Electrostatic Depletion Force in Complex Coacervates

TL;DR

This paper reveals electrostatic depletion as a universal force driving guest macromolecule aggregation in complex coacervates, fundamentally altering understanding of their molecular interactions and aiding design of biomedical applications.

Contribution

It introduces electrostatic depletion as a novel, dominant aggregation mechanism in coacervates, supported by extensive MD simulations, contrasting traditional depletion effects.

Findings

Electrostatic depletion causes effective attraction of neutral and low-charge polymers.

Guest aggregation occurs even without chemical incompatibility.

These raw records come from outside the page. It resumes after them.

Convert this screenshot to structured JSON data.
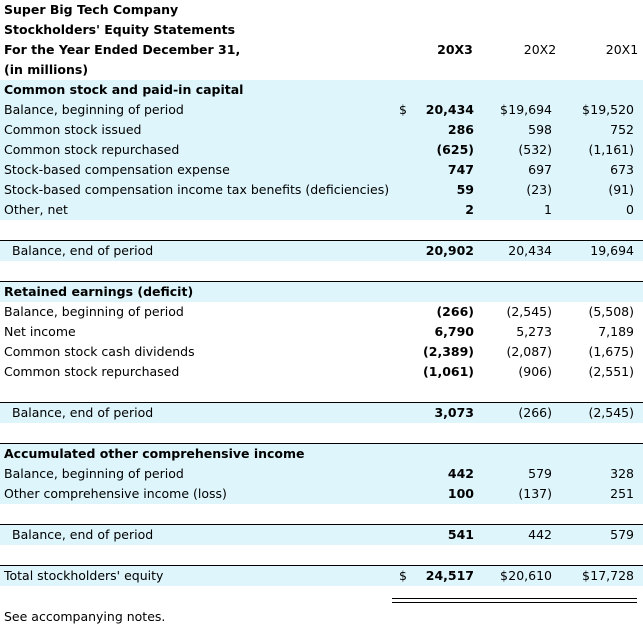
{
  "header": {
    "company": "Super Big Tech Company",
    "statement": "Stockholders' Equity Statements",
    "period": "For the Year Ended December 31,",
    "units": "(in millions)",
    "years": [
      "20X3",
      "20X2",
      "20X1"
    ]
  },
  "currency_symbol": "$",
  "common": {
    "title": "Common stock and paid-in capital",
    "rows": [
      {
        "label": "Balance, beginning of period",
        "v1": "20,434",
        "v2": "19,694",
        "v3": "19,520"
      },
      {
        "label": "Common stock issued",
        "v1": "286",
        "v2": "598",
        "v3": "752"
      },
      {
        "label": "Common stock repurchased",
        "v1": "(625)",
        "v2": "(532)",
        "v3": "(1,161)"
      },
      {
        "label": "Stock-based compensation expense",
        "v1": "747",
        "v2": "697",
        "v3": "673"
      },
      {
        "label": "Stock-based compensation income tax benefits (deficiencies)",
        "v1": "59",
        "v2": "(23)",
        "v3": "(91)"
      },
      {
        "label": "Other, net",
        "v1": "2",
        "v2": "1",
        "v3": "0"
      }
    ],
    "end": {
      "label": "Balance, end of period",
      "v1": "20,902",
      "v2": "20,434",
      "v3": "19,694"
    }
  },
  "retained": {
    "title": "Retained earnings (deficit)",
    "rows": [
      {
        "label": "Balance, beginning of period",
        "v1": "(266)",
        "v2": "(2,545)",
        "v3": "(5,508)"
      },
      {
        "label": "Net income",
        "v1": "6,790",
        "v2": "5,273",
        "v3": "7,189"
      },
      {
        "label": "Common stock cash dividends",
        "v1": "(2,389)",
        "v2": "(2,087)",
        "v3": "(1,675)"
      },
      {
        "label": "Common stock repurchased",
        "v1": "(1,061)",
        "v2": "(906)",
        "v3": "(2,551)"
      }
    ],
    "end": {
      "label": "Balance, end of period",
      "v1": "3,073",
      "v2": "(266)",
      "v3": "(2,545)"
    }
  },
  "aoci": {
    "title": "Accumulated other comprehensive income",
    "rows": [
      {
        "label": "Balance, beginning of period",
        "v1": "442",
        "v2": "579",
        "v3": "328"
      },
      {
        "label": "Other comprehensive income (loss)",
        "v1": "100",
        "v2": "(137)",
        "v3": "251"
      }
    ],
    "end": {
      "label": "Balance, end of period",
      "v1": "541",
      "v2": "442",
      "v3": "579"
    }
  },
  "total": {
    "label": "Total stockholders' equity",
    "v1": "24,517",
    "v2": "20,610",
    "v3": "17,728"
  },
  "footer": "See accompanying notes."
}
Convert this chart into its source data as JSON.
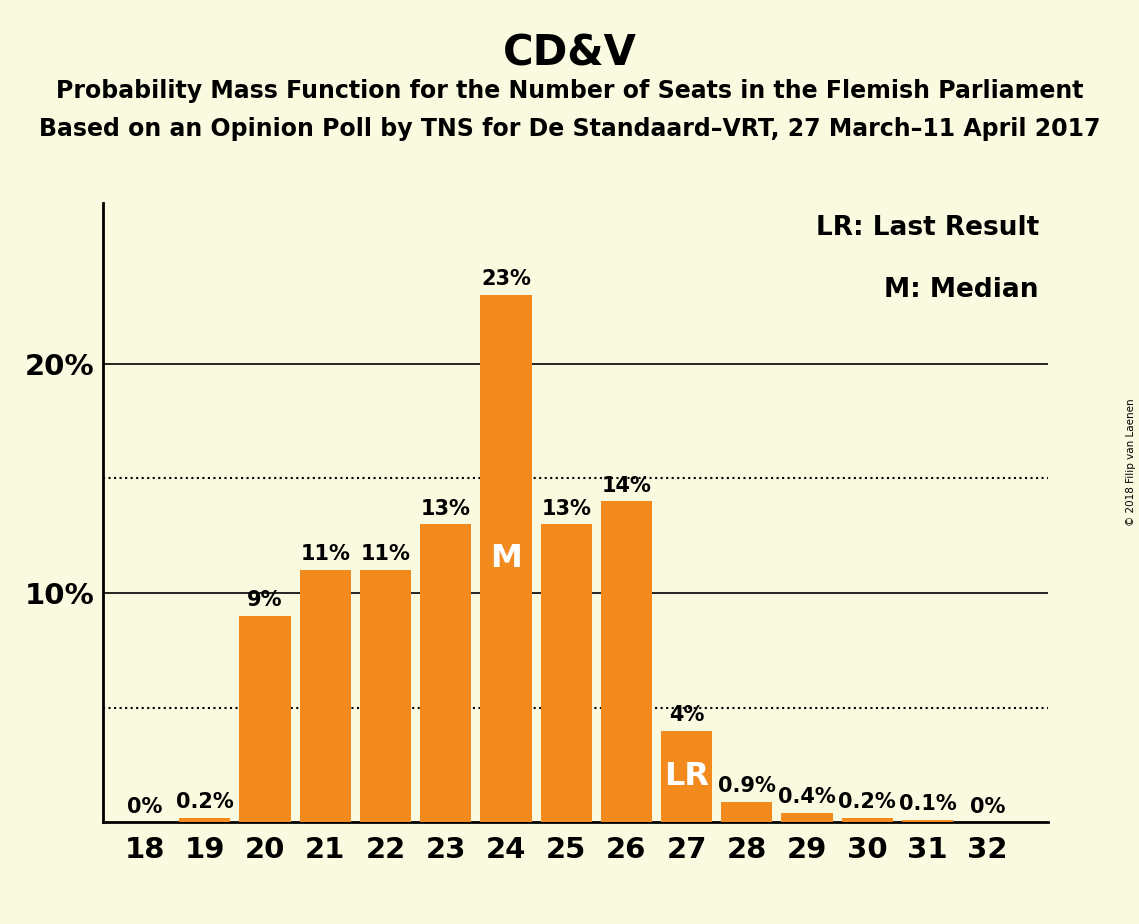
{
  "title": "CD&V",
  "subtitle1": "Probability Mass Function for the Number of Seats in the Flemish Parliament",
  "subtitle2": "Based on an Opinion Poll by TNS for De Standaard–VRT, 27 March–11 April 2017",
  "watermark": "© 2018 Filip van Laenen",
  "legend_lr": "LR: Last Result",
  "legend_m": "M: Median",
  "seats": [
    18,
    19,
    20,
    21,
    22,
    23,
    24,
    25,
    26,
    27,
    28,
    29,
    30,
    31,
    32
  ],
  "probabilities": [
    0.0,
    0.2,
    9.0,
    11.0,
    11.0,
    13.0,
    23.0,
    13.0,
    14.0,
    4.0,
    0.9,
    0.4,
    0.2,
    0.1,
    0.0
  ],
  "labels": [
    "0%",
    "0.2%",
    "9%",
    "11%",
    "11%",
    "13%",
    "23%",
    "13%",
    "14%",
    "4%",
    "0.9%",
    "0.4%",
    "0.2%",
    "0.1%",
    "0%"
  ],
  "bar_color": "#F28A1E",
  "background_color": "#FAFAE0",
  "median_seat": 24,
  "lr_seat": 27,
  "dotted_lines": [
    5.0,
    15.0
  ],
  "solid_lines": [
    10.0,
    20.0
  ],
  "title_fontsize": 30,
  "subtitle_fontsize": 17,
  "bar_label_fontsize": 15,
  "legend_fontsize": 19,
  "tick_fontsize": 21,
  "ymax": 27,
  "xlim_left": 17.3,
  "xlim_right": 33.0
}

Electrostatic depletion differs from traditional depletion by involving similarly sized polymers.

Abstract

The functionalities and applications of complex coacervates -- liquid condensates resulting from liquid-liquid phase separation of charged polymers -- are significantly influenced by the dispersion and aggregation states of guest macromolecules. Intriguingly, guest macromolecules exhibit a strong tendency to aggregate within coacervates even in the absence of apparent chemical incompatibility, indicating a universal aggregation mechanism at play in these environments. Using extensive MD simulations, we identify electrostatic depletion -- a strong force arising from electrostatic correlations within the host polyelectrolyte network that drives guest aggregations. Due to electrostatic depletion, neutral polymers, low-charge-density polyelectrolytes, and intrinsically disordered proteins (IDPs) exhibit effective attractions in coacervates, in stark contrast to their behavior in dilute solutions. Unlike traditional depletion effect that requires mismatched length scale and morphology, electrostatic depletion is relevant in fluid systems where solute and solvent are both polymers with comparable size. Our discovery bridges a critical knowledge gap in the molecular physics of densely charged, crowded liquids and holds significant implications for the design of synthetic protocells and advanced drug delivery systems.